A Step by Step Guide to Confirm Breakouts
Breakouts are frequent in Forex, but not all of them are true. However, there's a way to confirm a breakout. Today we'll be looking at four breakout confirmation methods, and we're going to practice them on an actual Forex chart.
Without further ado, how do you confirm breakouts in Forex?
Use the Price Action
This first method for confirming a breakout on your chart requires some patience. It involves the use of price actions, such as forex candlesticks, to confirm the breakouts.
For a proper breakout, the body of the breakout candle must cross the support or resistance level and close outside of this level. It takes two candlesticks sometimes. One stops at the middle of the breakout level and the second completes the breakout. Note that the bodies of the candlestick are what we must consider, not the wicks.
The first thing to do when using a candlestick to confirm a breakout is to wait for the full formation of the potential breakout candlestick. That is where patience comes into play.
When using this method to confirm your breakout, you must wait until the candlestick closes, even when the candlestick is shooting out of the support or resistance level before the close. There’s no way to be sure that the breakout is false or true until the candlestick closes.
The thing about the false breakouts is that they are often in stop-loss hunts. In other words, they hit the stop losses of traders before returning into the potential breakout level.
Fortunately, the Stop Loss Clusters indicator for MT4 is perfect for such situations. It shows you where most traders have placed their stop losses, as in the image below.
So, if your breakout candlestick doesn’t retrace after hitting the stop loss cluster, it may be that the breakout is true.
The Breakout and Retest Strategy
Another way to confirm a breakout is to use the breakout and retest strategy. Often after the breakout candlestick, the price retests the level it broke out from. This pullback holds the key to confirming a breakout.
After the price completes its pullback to the level, it then retraces its steps. This time, in the direction of the breakout. A breakout is confirmed once the price returns to the highest (for a bullish breakout) or lowest (for a bearish breakout) level after the breakout but before the pullback.
Now, you may ask yourself why you would still need another tool to confirm a breakout after the breakout candlestick has obviously confirmed the breakout. The answer to that is that a false breakout can still occur despite a strong breakout candlestick.
In the image above, for instance, the price returns inside the level it had just broken out of right after the breakout candlestick. Anyone who had opened a buy/sell position based on the breakout candlestick alone would have lost that trade.
Indicators also offer ways to confirm breakouts. Volume and momentum indicators are two types of indicators that can be used for trend confirmation.

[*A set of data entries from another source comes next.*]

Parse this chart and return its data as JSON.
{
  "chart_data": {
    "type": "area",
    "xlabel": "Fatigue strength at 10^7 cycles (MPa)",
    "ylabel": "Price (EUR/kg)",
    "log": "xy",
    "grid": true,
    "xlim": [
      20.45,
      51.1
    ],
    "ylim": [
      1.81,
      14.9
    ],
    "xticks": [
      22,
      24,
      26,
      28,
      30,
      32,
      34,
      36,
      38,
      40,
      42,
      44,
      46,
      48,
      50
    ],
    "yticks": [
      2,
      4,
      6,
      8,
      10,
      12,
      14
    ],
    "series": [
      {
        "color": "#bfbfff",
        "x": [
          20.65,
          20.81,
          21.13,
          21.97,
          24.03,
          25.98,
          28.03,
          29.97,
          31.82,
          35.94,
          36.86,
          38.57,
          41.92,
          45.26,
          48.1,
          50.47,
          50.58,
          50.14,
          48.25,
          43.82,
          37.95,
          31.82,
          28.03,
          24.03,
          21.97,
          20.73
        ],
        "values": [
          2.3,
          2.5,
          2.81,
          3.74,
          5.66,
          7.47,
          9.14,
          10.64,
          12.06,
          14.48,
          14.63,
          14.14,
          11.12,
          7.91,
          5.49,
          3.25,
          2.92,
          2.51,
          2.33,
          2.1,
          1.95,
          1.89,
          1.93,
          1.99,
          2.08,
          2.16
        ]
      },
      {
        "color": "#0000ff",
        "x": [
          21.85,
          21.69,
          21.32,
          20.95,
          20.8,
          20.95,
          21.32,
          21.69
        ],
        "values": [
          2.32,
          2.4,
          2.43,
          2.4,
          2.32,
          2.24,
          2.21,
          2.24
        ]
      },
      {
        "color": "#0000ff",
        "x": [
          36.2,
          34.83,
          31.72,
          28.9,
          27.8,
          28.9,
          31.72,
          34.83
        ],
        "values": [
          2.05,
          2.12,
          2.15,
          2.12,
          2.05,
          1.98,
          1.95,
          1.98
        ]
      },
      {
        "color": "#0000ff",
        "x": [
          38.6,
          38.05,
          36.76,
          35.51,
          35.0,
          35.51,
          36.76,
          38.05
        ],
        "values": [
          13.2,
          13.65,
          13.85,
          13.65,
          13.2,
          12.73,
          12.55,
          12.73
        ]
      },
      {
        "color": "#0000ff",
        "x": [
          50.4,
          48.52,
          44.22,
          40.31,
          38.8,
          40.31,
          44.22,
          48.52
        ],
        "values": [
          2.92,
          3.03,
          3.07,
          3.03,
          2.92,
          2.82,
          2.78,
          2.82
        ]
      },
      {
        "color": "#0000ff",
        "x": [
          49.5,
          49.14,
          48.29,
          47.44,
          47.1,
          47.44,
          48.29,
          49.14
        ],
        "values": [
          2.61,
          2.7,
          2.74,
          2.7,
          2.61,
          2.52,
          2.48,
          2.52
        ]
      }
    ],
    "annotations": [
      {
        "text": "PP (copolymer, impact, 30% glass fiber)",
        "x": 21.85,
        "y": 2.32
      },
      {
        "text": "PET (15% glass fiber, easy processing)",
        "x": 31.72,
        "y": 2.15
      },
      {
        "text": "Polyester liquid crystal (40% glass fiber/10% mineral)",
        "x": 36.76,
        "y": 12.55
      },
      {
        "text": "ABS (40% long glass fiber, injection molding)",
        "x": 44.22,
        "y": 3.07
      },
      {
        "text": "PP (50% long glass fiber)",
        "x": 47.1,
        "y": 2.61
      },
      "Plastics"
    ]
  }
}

When you notice a breakout occurring, pull up a volume indicator like the Better Volume indicator and see if there’s enough volume behind this breakout. A breakout without enough volume may mean there isn’t enough force to push the price past the resistance or support level. Most times, these lead to false breakouts.
Using the Bigger Picture
Before you trade that breakout, ask yourself how that breakout is going to fit into a bigger picture. For instance, before making a breakout trade based on your analysis on an hourly chart, look at the 4-hour chart and see how your hourly breakout looks on it.
This confirmation method requires experience in analyzing the charts. The reason is that you must try to understand other forex terms, like pullbacks and corrections, minor and major trends, chart patterns, and so on. It is with these tools that you can better understand how your breakout fits into the context of the larger timeframe.
Bringing It All Together
When you’re looking to confirm your breakouts, don’t rely on just one of these strategies. Use all of them in confluence instead.
We’ll use the EURUSD chart below to illustrate everything we’ve discussed up to this point. A breakout recently happened on the hourly chart of the currency pair. Here’s how we confirmed it:
We first drew our support and resistance levels
This is pretty straightforward.
The first breakout attempt
Two candlesticks attempted to breakout of the resistance level. But when you look at Better Volume indicator, there isn’t a significant increase in volume to fuel the breakout. This is the first negative signal.
The second negative is that the price immediately attempts a retest but fails and falls back within the resistance level.
Already two negative signals. The breakout is false.
Other breakout attempts
Other breakout attempts don’t even count because the bodies of their breakout candlesticks never made it out of the support and resistance levels.
A novice trader could have traded a breakout before the close of these potential breakout candles, and they would have been wrong.
The final breakout attempt
On this last breakout attempt, the breakout candlestick is what we want. It breaks out of the resistance level cleanly. This is the first positive signal.
The second positive signal is that there is a significant increase in the volume. This means there is enough volume to fuel the resistance level.
The third positive signal is in the bigger picture. On the 4-hour chart, you’ll notice a huge downtrend to the left. A correction was bound to happen. The price finally broke out of the descending trendline and a reversal, minor or major, is impending. Our breakout coincides with the trend reversal.
Although the retracement has not happened, these three positives help us confirm the breakout.
That is how you confirm a breakout in your forex trading.
There you have it. 4 ways to confirm a breakout to keep you from falling for those bull and bear traps.